» Blog Archive » Game 26 (Wizards 118, Warriors 109), The Wrapup: Smallball Strikes Again
  • Dec

    Game 26 (Wizards 118, Warriors 109), The Wrapup: Smallball Strikes Again

    By Geoff Lepper

    Don Nelson focused his (quite brief) post-game comments after Washington’s 118-109 win Friday night on how the Warriors couldn’t stop Gilbert Arenas, but frankly, as his own team has proven, one player often can’t win by himself, regardless of how good he is individually.

    Case in point, obviously: Monta Ellis has quite simply played his ass off since Stephen Jackson left, and the Warriors have nothing left to show for it expect for fourth-place status in the John Wall Sweepstakes.

    Did Arenas close out the game, scoring 10 of the Wizards’ 14 points in the final 5:13? Sure he did. But all Washington did in the fourth quarter was nurse home the seven-point lead they had brought into that period. And that lead was built on the back of Caron Butler straight-up abusing the smaller, weaker defenders Nelson kept throwing at him in an orgy of smallball fun.

    Butler had 10 points in the third quarter, and here’s a quick recap of how they shook out:

    ** 7:37, Caron Butler makes driving layup, WAS 64-GSW 65: Butler posts up Monta Ellis in the left block.
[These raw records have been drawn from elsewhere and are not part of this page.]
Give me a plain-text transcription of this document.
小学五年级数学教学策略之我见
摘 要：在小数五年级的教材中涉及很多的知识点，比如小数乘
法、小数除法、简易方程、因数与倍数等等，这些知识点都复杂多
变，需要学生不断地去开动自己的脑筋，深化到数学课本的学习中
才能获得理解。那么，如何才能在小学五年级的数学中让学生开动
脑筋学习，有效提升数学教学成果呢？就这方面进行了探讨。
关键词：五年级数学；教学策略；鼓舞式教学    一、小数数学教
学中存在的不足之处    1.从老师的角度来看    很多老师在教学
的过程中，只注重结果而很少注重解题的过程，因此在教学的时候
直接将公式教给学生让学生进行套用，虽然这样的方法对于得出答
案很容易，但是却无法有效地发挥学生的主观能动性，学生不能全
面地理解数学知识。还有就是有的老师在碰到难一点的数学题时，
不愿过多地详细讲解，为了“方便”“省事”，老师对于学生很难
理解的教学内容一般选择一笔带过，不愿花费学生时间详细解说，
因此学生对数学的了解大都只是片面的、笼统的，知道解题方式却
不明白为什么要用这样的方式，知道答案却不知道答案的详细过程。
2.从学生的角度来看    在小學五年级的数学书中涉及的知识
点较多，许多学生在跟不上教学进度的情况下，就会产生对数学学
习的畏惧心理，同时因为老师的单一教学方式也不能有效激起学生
When Anthony Morrow digs down from the free-throw line, Butler bounces it top-key to Arenas, who fires the rhythm 3. The shot is long and caroms to Antawn Jamison, who feeds to Butler top-key. Butler drives on Ellis, spins into the lane when Ellis tries to loop around to the outside for a steal and hits with his right hand over Corey Maggette on the help.

    ** 7:07, Caron Butler makes 10-foot two point shot (Gilbert Arenas assists), WAS 66-GSW 65: Simplicity itself: Arenas feeds straight down the pipe to Butler, who has Morrow posted up on the right block. Butler backs down into the lane, bumps off Morrow to create space, hits the wide-open fadeaway.

    ** 5:52, Caron Butler makes 16-foot two point shot (Antawn Jamison assists), WAS 71-GSW 67: Jamison feeds Butler on the left-wing repost. Butler pivots to face up, puts his head down, swings the ball under his chin and comes up firing over Morrow, who offers no closeout at all, only a token hand wave as the swish lands.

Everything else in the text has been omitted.